By mandating the elimination of credit ratings from federal regulation, Dodd Frank has helped to level the playing field between rating agencies and alternate credit assessment providers. (But, as Rivlin and Soroushian remind us, this process of removing credit ratings from regulations is incomplete.)
Deregulators can go further by pursuing Pimbley’s suggestion of removing credit rating agencies from the list of entities that can receive non-public disclosures from securities issuers, as provided under Regulation FD. Such a reform would allow credit analysts not employed by rating agencies to receive all of the same data at the same time as their agency counterparts.
Indeed, Republicans could completely eliminate the special status of credit rating agencies by scrapping the NRSRO certification entirely, as recommended by NYU’s Lawrence J. White. If ratings are not required by regulation and all credit consultants and analytics firms have equal data access, there would seem to be little benefit to NRSRO status anyway.
But even without regulatory-conferred privileges, rating agencies would still have an advantage over upstart providers of credit analysis. The incumbents’ size allows them to invest in systems and manual procedures to assimilate the large volume of issuer and security data needed to rate and review a large number of debt issues.

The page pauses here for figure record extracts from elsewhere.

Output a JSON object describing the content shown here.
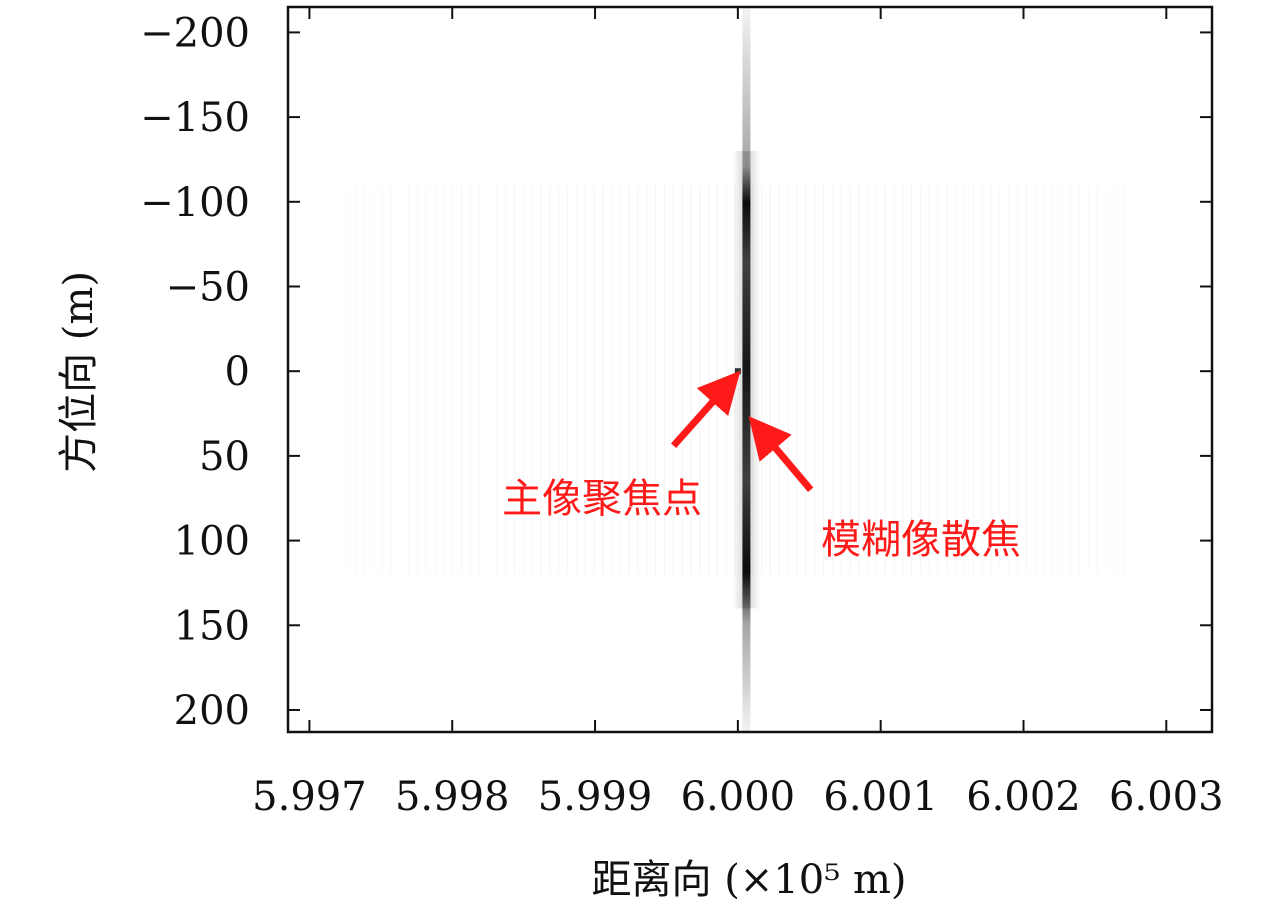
{
  "chart_data": {
    "type": "heatmap",
    "title": "",
    "xlabel": "距离向 (×10⁵ m)",
    "ylabel": "方位向 (m)",
    "xlim": [
      5.99685,
      6.00332
    ],
    "ylim": [
      -215,
      213
    ],
    "y_inverted": true,
    "x_ticks": [
      5.997,
      5.998,
      5.999,
      6.0,
      6.001,
      6.002,
      6.003
    ],
    "x_tick_labels": [
      "5.997",
      "5.998",
      "5.999",
      "6.000",
      "6.001",
      "6.002",
      "6.003"
    ],
    "y_ticks": [
      -200,
      -150,
      -100,
      -50,
      0,
      50,
      100,
      150,
      200
    ],
    "y_tick_labels": [
      "−200",
      "−150",
      "−100",
      "−50",
      "0",
      "50",
      "100",
      "150",
      "200"
    ],
    "colormap": "grayscale (white = low, black = high)",
    "features": {
      "defocused_streak": {
        "x": 6.00006,
        "y_from": -215,
        "y_to": 213,
        "dark_y_from": -130,
        "dark_y_to": 140
      },
      "main_focus_point": {
        "x": 6.0,
        "y": 0
      },
      "sidelobe_band_x": [
        5.9972,
        6.0027
      ]
    },
    "annotations": [
      {
        "id": "main",
        "text": "主像聚焦点",
        "color": "#ff1a1a",
        "arrow_tail": [
          5.99955,
          44
        ],
        "arrow_head": [
          5.99992,
          9
        ]
      },
      {
        "id": "blur",
        "text": "模糊像散焦",
        "color": "#ff1a1a",
        "arrow_tail": [
          6.00051,
          70
        ],
        "arrow_head": [
          6.00017,
          36
        ]
      }
    ]
  }
}
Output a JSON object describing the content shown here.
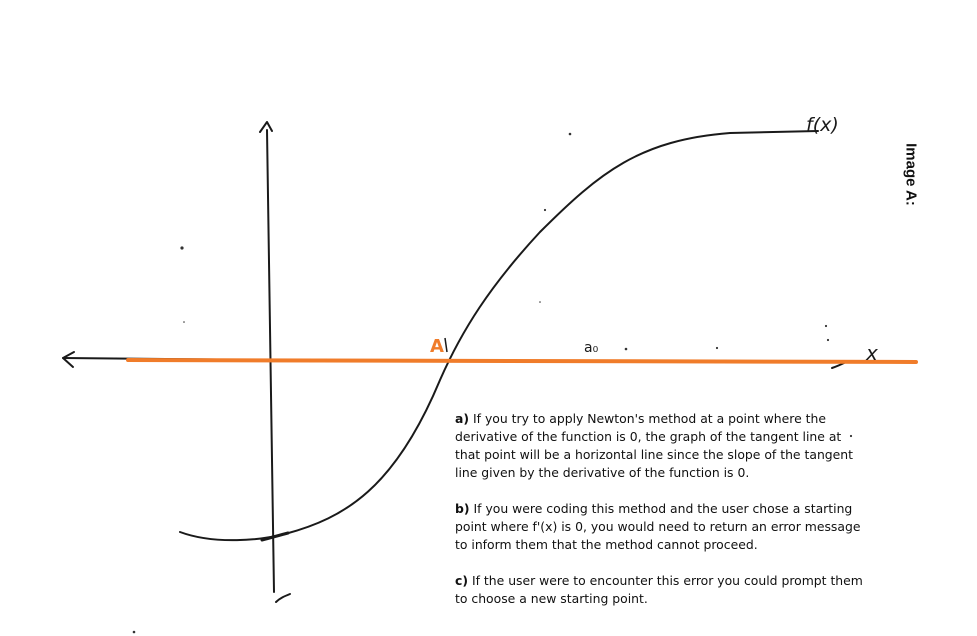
{
  "side_label": "Image A:",
  "graph": {
    "curve_label": "f(x)",
    "x_axis_label": "x",
    "point_label": "A",
    "guess_label": "a₀",
    "highlight_color": "#f07c2a",
    "ink_color": "#1a1a1a"
  },
  "notes": [
    {
      "marker": "a)",
      "text": "If you try to apply Newton's method at a point where the derivative of the function is 0, the graph of the tangent line at that point will be a horizontal line since the slope of the tangent line given by the derivative of the function is 0."
    },
    {
      "marker": "b)",
      "text": "If you were coding this method and the user chose a starting point where f'(x) is 0, you would need to return an error message to inform them that the method cannot proceed."
    },
    {
      "marker": "c)",
      "text": "If the user were to encounter this error you could prompt them to choose a new starting point."
    }
  ]
}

Reforms that lower the costs of collecting this data would enable new analytic firms to compete against incumbent rating agencies despite their relatively small size. Representative Issa’s new bill, the Financial Transparency Act of 2017 (HR 1530), would make all financial regulatory data available in machine readable form. Right now, much of this data is only available in PDFs which are costly to process. By instead providing financial filings in the form of structured text, new credit data sets will become more readily available at little or no cost.
One regulator affected by the Act is the Municipal Securities Rulemaking Board (MSRB) which oversees the municipal bond market. Right now, offering materials and continuing disclosures such as annual financial reports are published as PDFs. Anyone hoping to analyze them must either mine the PDFs for relevant data or buy data sets from third parties, usually at high costs and with tight restrictions on redistribution (effectively preventing smaller firms from showing how their opinions are driven by issuer fundamentals). If the MSRB switches to structured text, the cost of analyzing municipal securities would drop, making it easier for municipal analytics startups such as MuniTrend to provide insight across a broad range of instruments.
The MSRB is one of ten regulators affected by the proposed act.  If passed and implemented, the bill would trigger a wave of free and low cost data sets that could help analysts outside of the credit rating agencies keep up with these powerful incumbents. When combined with reforms that remove the special privileges now enjoyed by licensed NRSROs, open financial data could usher in a new era of competition and innovation in the field of credit assessment.